Patients with Beckwith-Wiedemann syndrome suffer numerous anomalies, which vary somewhat from case to case. Cleft palate in combination with this syndrome has rarely been reported in the literature. Through two cases, this report examines the staging of the surgical repairs and the role of macroglossia in cleft palate and the consequences of the scarred palate on mandibular development.

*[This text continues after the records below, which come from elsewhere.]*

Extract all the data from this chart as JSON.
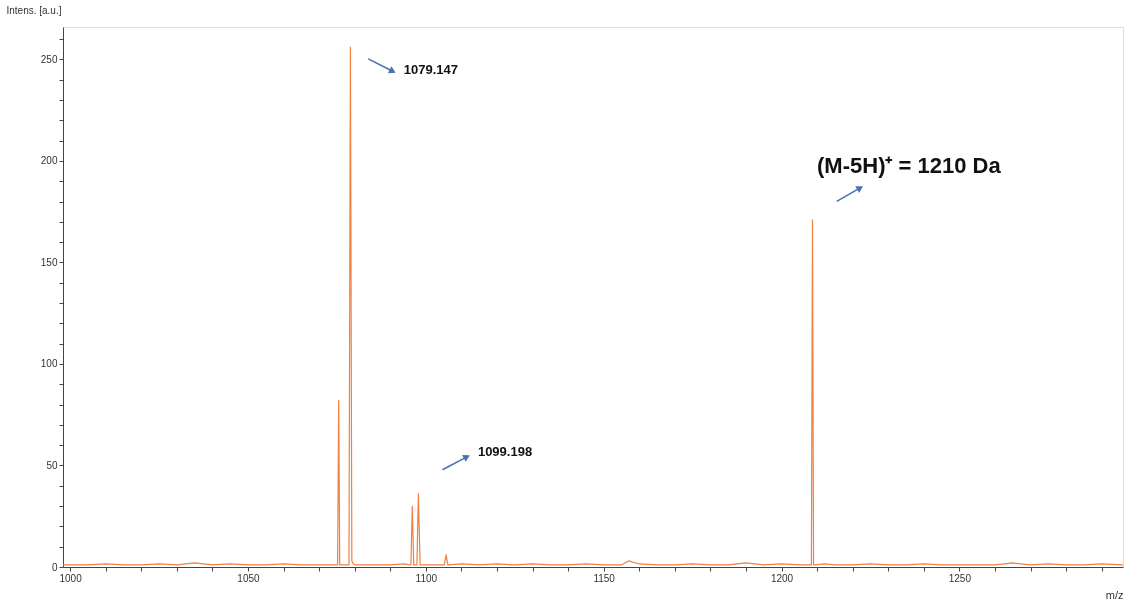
{
  "chart_data": {
    "type": "line",
    "xlabel": "m/z",
    "ylabel": "Intens. [a.u.]",
    "x": [
      998,
      1005,
      1010,
      1015,
      1020,
      1025,
      1030,
      1035,
      1040,
      1045,
      1050,
      1055,
      1060,
      1065,
      1070,
      1074,
      1075.2,
      1075.5,
      1075.8,
      1076.4,
      1077,
      1078.4,
      1078.8,
      1079.2,
      1079.6,
      1080.4,
      1081,
      1082,
      1085,
      1090,
      1094,
      1095.8,
      1096.2,
      1096.6,
      1097.5,
      1097.9,
      1098.4,
      1098.9,
      1100,
      1105.2,
      1105.7,
      1106.2,
      1110,
      1115,
      1120,
      1125,
      1130,
      1135,
      1140,
      1145,
      1150,
      1155,
      1157,
      1160,
      1165,
      1170,
      1175,
      1180,
      1185,
      1190,
      1195,
      1200,
      1205,
      1208,
      1208.4,
      1208.7,
      1209.0,
      1209.5,
      1212,
      1215,
      1220,
      1225,
      1230,
      1235,
      1240,
      1245,
      1250,
      1255,
      1260,
      1265,
      1270,
      1275,
      1280,
      1285,
      1290,
      1296
    ],
    "series": [
      {
        "color": "#ee8040",
        "values": [
          1,
          1,
          1.5,
          1,
          1,
          1.5,
          1,
          2,
          1,
          1.5,
          1,
          1,
          1.5,
          1,
          1,
          1,
          1,
          82,
          1,
          1,
          1,
          1,
          256,
          3,
          1.5,
          1,
          1,
          1,
          1,
          1,
          1.5,
          1,
          30,
          1,
          1,
          36,
          1,
          1,
          1,
          1,
          6,
          1,
          1.5,
          1,
          1.5,
          1,
          1.5,
          1,
          1,
          1.5,
          1,
          1,
          3,
          1.5,
          1,
          1,
          1.5,
          1,
          1,
          2,
          1,
          1.5,
          1,
          1,
          1,
          171,
          1,
          1,
          1.5,
          1,
          1,
          1.5,
          1,
          1,
          1.5,
          1,
          1,
          1,
          1,
          2,
          1,
          1.5,
          1,
          1,
          1.5,
          1
        ]
      }
    ],
    "xlim": [
      998,
      1296
    ],
    "xticks": [
      1000,
      {
        "value": 1010,
        "label": null
      },
      {
        "value": 1020,
        "label": null
      },
      {
        "value": 1030,
        "label": null
      },
      {
        "value": 1040,
        "label": null
      },
      1050,
      {
        "value": 1060,
        "label": null
      },
      {
        "value": 1070,
        "label": null
      },
      {
        "value": 1080,
        "label": null
      },
      {
        "value": 1090,
        "label": null
      },
      1100,
      {
        "value": 1110,
        "label": null
      },
      {
        "value": 1120,
        "label": null
      },
      {
        "value": 1130,
        "label": null
      },
      {
        "value": 1140,
        "label": null
      },
      1150,
      {
        "value": 1160,
        "label": null
      },
      {
        "value": 1170,
        "label": null
      },
      {
        "value": 1180,
        "label": null
      },
      {
        "value": 1190,
        "label": null
      },
      1200,
      {
        "value": 1210,
        "label": null
      },
      {
        "value": 1220,
        "label": null
      },
      {
        "value": 1230,
        "label": null
      },
      {
        "value": 1240,
        "label": null
      },
      1250,
      {
        "value": 1260,
        "label": null
      },
      {
        "value": 1270,
        "label": null
      },
      {
        "value": 1280,
        "label": null
      },
      {
        "value": 1290,
        "label": null
      }
    ],
    "ylim": [
      0,
      266
    ],
    "yticks": [
      0,
      {
        "value": 10,
        "label": null
      },
      {
        "value": 20,
        "label": null
      },
      {
        "value": 30,
        "label": null
      },
      {
        "value": 40,
        "label": null
      },
      50,
      {
        "value": 60,
        "label": null
      },
      {
        "value": 70,
        "label": null
      },
      {
        "value": 80,
        "label": null
      },
      {
        "value": 90,
        "label": null
      },
      100,
      {
        "value": 110,
        "label": null
      },
      {
        "value": 120,
        "label": null
      },
      {
        "value": 130,
        "label": null
      },
      {
        "value": 140,
        "label": null
      },
      150,
      {
        "value": 160,
        "label": null
      },
      {
        "value": 170,
        "label": null
      },
      {
        "value": 180,
        "label": null
      },
      {
        "value": 190,
        "label": null
      },
      200,
      {
        "value": 210,
        "label": null
      },
      {
        "value": 220,
        "label": null
      },
      {
        "value": 230,
        "label": null
      },
      {
        "value": 240,
        "label": null
      },
      250,
      {
        "value": 260,
        "label": null
      }
    ],
    "grid": false,
    "legend": false,
    "annotations": [
      "1079.147",
      "1099.198",
      "(M-5H)⁺ = 1210 Da"
    ]
  }
}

Of four patients with Beckwith-Wiedemann syndrome, only two had a cleft palate. The timing of the repair in these two children was different. Speech development was satisfactory in the first case but mediocre in the second. This result seemed to be related to a poor social environment. Mandibular prognathism persisted in both cases.


The treatment of patients with cleft palate and Beckwith-Wiedemann syndrome remains complex. It is preferable not to operate on a cleft palate before performing a tongue reduction plasty, but rather to combine these two surgical interventions. This would reduce the risks of anesthesia and enable the palate to heal more efficiently. Surgical treatment should be performed after the age of 6 months and before problems in speech development occur. An orthognathic surgery at adolescence could be performed if prognathism persists. While the origin of the cleft palate is still being discussed, we cannot claim that macroglossia is related to the development of cleft palate, nor that the scarred palate has an impact on the mandibular development.